La Cour de justice de l’Union européenne, par un arrêt rendu le 29 juillet 2024, précise les modalités de recours contre les décisions de refus de visa. Un ressortissant d’un État tiers a sollicité un visa de court séjour afin de rendre visite à une personne résidant dans un État membre. La demande fut traitée par les autorités consulaires d’un second État membre, agissant en vertu d’un accord de représentation bilatéral conclu avec le premier. À la suite du refus de cette demande, la personne de référence a entendu contester la légalité de cette décision devant les juridictions nationales.
Le litige a conduit la juridiction de renvoi à interroger la Cour sur la qualité pour agir de la personne de référence dans cette procédure. Elle souhaite également savoir quel État membre doit traiter le recours lorsque la décision émane d’une autorité agissant en représentation d’un tiers. La Cour de justice affirme que « l’article 32, paragraphe 3, du règlement (ce) n o 810/2009 […] ne permet pas à la personne de référence de former un recours en son nom propre ». Elle précise ensuite que les autorités de l’État agissant en représentation doivent statuer sur les recours formés contre leurs propres décisions de refus.
Cette solution impose d’étudier l’identification des titulaires de l’action en justice avant d’analyser les règles de compétence ainsi que le respect des garanties procédurales.
I. La détermination stricte des titulaires du droit de recours et de la juridiction compétente
A. L’exclusion de la qualité pour agir de la personne de référence
La Cour souligne que le droit de recours contre un refus de visa appartient exclusivement au demandeur de ce titre de séjour spécifique. Elle juge que la personne de référence ne dispose pas d’un intérêt propre lui permettant de contester la décision de refus en son nom. Cette solution repose sur une lecture textuelle rigoureuse du code communautaire des visas qui désigne uniquement le demandeur comme destinataire de la protection. Le règlement prévoit que les États membres garantissent une voie de recours aux seuls demandeurs ayant fait l’objet d’une décision individuelle de refus.

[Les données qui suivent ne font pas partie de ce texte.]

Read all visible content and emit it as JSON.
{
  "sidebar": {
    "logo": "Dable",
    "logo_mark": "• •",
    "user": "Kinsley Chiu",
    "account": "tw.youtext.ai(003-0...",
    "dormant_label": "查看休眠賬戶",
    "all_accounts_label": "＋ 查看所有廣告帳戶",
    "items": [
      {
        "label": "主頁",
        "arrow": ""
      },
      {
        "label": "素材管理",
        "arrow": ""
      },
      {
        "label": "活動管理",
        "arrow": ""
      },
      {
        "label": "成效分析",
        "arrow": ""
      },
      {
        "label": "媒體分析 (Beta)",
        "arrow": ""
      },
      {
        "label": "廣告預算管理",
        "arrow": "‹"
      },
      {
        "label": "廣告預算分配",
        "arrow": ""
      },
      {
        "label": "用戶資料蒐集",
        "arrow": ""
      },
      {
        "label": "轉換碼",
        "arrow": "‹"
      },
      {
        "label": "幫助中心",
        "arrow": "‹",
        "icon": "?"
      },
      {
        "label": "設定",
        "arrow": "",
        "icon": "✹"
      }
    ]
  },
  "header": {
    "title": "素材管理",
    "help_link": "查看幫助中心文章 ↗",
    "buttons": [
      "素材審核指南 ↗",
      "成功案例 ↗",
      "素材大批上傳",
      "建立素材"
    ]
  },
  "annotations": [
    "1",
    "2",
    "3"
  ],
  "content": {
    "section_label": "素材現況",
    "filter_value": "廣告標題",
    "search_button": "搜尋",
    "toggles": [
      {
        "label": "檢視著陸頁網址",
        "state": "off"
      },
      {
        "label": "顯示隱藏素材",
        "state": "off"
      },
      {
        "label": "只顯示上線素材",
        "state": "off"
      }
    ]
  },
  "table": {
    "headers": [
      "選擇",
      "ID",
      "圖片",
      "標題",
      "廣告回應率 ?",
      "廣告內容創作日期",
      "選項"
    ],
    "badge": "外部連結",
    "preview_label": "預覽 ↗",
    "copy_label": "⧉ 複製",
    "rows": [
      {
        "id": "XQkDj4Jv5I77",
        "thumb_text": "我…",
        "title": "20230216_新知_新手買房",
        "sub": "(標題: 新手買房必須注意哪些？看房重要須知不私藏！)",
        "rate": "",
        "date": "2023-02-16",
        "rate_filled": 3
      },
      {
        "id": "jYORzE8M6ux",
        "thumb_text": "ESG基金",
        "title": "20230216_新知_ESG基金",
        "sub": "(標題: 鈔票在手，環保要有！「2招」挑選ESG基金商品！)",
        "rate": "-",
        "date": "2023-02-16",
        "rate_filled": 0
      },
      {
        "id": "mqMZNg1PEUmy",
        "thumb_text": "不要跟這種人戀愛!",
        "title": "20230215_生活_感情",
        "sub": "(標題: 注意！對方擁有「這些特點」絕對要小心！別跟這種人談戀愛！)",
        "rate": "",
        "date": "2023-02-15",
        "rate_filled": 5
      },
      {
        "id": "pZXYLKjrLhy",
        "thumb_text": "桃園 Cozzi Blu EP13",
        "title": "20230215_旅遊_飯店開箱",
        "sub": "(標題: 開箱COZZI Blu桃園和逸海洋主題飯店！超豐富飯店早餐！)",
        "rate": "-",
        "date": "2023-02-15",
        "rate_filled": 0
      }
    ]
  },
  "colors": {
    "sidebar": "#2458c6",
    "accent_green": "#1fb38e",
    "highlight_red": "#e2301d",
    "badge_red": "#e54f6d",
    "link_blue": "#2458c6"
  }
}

B. L’attribution de la compétence contentieuse à l’État membre de décision
Lorsqu’un État agit en représentation d’un autre, il exerce une compétence déléguée qui engage sa propre responsabilité administrative lors du traitement de la demande. La Cour interprète le règlement en ce sens qu’il « appartient aux autorités compétentes de cet État membre de statuer sur les recours » exercés. Cette règle de compétence assure une cohérence entre l’autorité ayant pris la décision et celle chargée de contrôler la légalité de l’acte administratif. Cette centralisation de la compétence auprès de l’État représentant simplifie l’organisation des recours en évitant une dispersion des contentieux entre plusieurs ordres juridiques.
II. La validation de l’organisation procédurale au regard des garanties fondamentales
A. Une interprétation harmonisée des mécanismes de représentation bilatérale
La Cour privilégie une approche fonctionnelle de la représentation qui permet une gestion efficace des demandes de visa dans les pays tiers concernés. Les accords de représentation autorisent l’État représentant à prendre des décisions définitives au nom de l’État représenté selon les termes de leur convention. L’interprétation combinée des articles 8 et 32 du règlement confirme que le recours doit être intenté contre l’État membre ayant effectivement statué. Cette solution garantit que l’autorité disposant du dossier et des motifs du refus soit celle qui défend la mesure devant le juge national.
B. L’effectivité du droit à une protection juridictionnelle suffisante
La juridiction européenne estime que ce cadre procédural est « compatible avec le droit fondamental à une protection juridictionnelle effective » garanti par la Charte. L’impossibilité pour la personne de référence d’agir n’affecte pas le droit du demandeur de contester utilement le refus devant une instance indépendante. Les exigences de l’article 47 de la Charte sont respectées dès lors qu’une voie de recours accessible existe contre l’autorité décisionnaire identifiée. La décision renforce ainsi la sécurité juridique en clarifiant les voies de droit ouvertes aux justiciables dans le cadre complexe de la coopération consulaire.